Cass. com., 10 février 2021, n° 18-24.302

COUR DE CASSATION

Arrêt

Cassation

PARTIES

Demandeur :

S. Com sécurité (SAS)

Défendeur :

Frstemjak, Innovation et Techniques Industrielles (SAS), Ars-Virtualys (SARL), Global Service Intervention Sûreté (SAS)

COMPOSITION DE LA JURIDICTION

Président :

Mme Mouillard

Rapporteur :

Mme Lefeuvre

Avocat général :

M. Debacq

Avocats :

SCP de Chaisemartin, Doumic-Seiller, SCP Baraduc, Duhamel et Rameix

Lyon, 3e ch. A, du 13 sept. 2018

13 septembre 2018

Faits et procédure  

1. Selon l'arrêt attaqué (Lyon, 13 septembre 2018), le capital de la SAS S. Com sécurité (la société S. Com), qui exerce une activité de télésurveillance, est détenu en totalité par la SAS Iris (la société Iris), dont M. Frstemjak est associé.

2. M. Frstemjak a été nommé président de la société Iris le 7 juillet 2010 et président de la société S. Com le 16 décembre 2010.

3. Il est également associé de la société Ars-Virtualys, qui exerce une activité de gestion des appels en provenance des systèmes d'alarme et de retransmission aux stations, et le principal associé et dirigeant de la société Innovation et technique industrielle (la société ITI), qui a pour activité la vente de matériel de sécurité et l'installation des systèmes de sécurité, ainsi que de la société Global service intervention sûreté (la société GSI), qui a une activité de télésurveillance mais qui, ne détenant pas de station lui permettant de traiter les appels, sous-traite cette activité à des sociétés équipées de stations.  

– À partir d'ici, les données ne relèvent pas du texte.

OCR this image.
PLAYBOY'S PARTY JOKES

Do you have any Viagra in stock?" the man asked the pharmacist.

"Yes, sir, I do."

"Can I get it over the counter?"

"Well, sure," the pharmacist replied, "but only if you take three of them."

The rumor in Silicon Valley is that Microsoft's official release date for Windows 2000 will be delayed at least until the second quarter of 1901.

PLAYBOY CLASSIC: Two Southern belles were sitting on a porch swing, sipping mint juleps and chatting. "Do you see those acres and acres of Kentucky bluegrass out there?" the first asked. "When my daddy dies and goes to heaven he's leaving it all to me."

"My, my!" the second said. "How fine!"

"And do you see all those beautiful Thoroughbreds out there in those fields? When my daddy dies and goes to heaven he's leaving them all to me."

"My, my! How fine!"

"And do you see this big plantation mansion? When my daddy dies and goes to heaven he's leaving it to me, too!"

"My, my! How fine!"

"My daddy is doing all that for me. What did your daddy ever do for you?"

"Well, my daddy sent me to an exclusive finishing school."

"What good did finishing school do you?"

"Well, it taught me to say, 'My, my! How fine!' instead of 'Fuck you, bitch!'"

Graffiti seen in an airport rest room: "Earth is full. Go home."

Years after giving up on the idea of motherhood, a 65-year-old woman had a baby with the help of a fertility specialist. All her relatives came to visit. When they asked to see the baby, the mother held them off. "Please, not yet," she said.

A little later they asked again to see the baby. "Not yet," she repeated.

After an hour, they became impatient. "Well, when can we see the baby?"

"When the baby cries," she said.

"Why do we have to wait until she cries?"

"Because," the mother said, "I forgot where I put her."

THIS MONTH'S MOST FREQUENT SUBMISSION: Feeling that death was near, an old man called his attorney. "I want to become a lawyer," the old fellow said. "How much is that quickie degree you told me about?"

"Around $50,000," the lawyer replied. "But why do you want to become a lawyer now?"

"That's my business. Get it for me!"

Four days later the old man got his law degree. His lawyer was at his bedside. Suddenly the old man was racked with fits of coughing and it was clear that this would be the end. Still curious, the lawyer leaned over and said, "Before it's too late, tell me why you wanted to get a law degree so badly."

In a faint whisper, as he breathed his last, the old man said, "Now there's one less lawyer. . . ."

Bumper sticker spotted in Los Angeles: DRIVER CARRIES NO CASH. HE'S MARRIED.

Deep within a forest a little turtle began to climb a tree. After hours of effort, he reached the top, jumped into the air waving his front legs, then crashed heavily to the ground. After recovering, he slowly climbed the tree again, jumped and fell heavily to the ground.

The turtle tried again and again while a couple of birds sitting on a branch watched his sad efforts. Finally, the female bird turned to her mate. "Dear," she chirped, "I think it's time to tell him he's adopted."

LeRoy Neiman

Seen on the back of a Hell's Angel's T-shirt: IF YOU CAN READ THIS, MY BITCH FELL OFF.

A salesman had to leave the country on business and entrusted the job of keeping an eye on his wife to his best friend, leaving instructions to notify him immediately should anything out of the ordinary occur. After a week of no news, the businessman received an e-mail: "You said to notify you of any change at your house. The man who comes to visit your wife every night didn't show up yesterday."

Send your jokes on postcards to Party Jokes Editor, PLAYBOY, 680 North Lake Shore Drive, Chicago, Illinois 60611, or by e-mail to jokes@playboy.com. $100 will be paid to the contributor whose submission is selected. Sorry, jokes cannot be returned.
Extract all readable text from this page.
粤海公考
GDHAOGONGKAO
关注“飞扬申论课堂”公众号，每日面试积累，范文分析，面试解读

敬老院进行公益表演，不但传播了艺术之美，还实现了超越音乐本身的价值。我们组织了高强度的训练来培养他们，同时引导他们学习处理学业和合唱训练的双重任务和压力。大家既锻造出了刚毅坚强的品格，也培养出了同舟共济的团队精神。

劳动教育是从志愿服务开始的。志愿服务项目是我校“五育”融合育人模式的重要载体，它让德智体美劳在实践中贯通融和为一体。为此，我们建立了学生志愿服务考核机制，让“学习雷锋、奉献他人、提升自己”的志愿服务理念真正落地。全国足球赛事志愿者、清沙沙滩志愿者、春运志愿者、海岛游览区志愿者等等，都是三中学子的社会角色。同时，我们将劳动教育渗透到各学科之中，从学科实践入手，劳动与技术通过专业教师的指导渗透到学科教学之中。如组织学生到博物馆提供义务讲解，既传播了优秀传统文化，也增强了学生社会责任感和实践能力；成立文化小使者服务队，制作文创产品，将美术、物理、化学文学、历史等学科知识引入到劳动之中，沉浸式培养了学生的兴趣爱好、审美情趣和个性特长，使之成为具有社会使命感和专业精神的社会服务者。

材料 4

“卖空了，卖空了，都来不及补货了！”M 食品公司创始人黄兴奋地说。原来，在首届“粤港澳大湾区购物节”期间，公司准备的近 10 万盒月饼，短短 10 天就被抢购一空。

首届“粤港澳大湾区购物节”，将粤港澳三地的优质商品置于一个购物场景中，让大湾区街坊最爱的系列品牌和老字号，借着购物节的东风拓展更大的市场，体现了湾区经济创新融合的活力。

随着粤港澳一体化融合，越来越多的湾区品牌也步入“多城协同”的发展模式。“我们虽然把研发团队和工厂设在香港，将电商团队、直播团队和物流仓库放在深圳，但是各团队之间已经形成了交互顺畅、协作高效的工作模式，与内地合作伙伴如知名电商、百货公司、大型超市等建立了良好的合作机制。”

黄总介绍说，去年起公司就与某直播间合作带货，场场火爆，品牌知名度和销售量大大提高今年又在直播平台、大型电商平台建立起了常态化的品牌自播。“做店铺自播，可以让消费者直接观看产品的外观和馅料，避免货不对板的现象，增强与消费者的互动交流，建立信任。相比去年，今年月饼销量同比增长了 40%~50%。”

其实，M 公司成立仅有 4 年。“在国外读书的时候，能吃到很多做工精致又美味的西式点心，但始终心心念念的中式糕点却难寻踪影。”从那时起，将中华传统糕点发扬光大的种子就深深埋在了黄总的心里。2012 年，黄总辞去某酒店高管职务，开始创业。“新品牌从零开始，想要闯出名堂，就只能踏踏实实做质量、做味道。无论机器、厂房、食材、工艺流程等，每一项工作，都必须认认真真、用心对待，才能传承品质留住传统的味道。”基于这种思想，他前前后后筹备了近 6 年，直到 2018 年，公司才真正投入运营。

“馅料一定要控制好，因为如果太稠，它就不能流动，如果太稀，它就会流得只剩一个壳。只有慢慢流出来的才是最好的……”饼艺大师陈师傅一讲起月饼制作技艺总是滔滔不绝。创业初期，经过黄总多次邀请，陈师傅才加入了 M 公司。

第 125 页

4. M. Frstemjak a été révoqué de son mandat de président de la société Iris lors de l'assemblée générale du 17 décembre 2012 et de celui de président de la société S. Com lors de l'assemblée générale du 31 décembre 2012.

5. Le 24 juin 2013, la société S. Com a formé une action en concurrence déloyale contre la société GSI, en restitution de sommes versées à cette dernière ainsi qu'aux sociétés ITI et Ars-Virtualys, et en responsabilité contre M. Frstemjak.  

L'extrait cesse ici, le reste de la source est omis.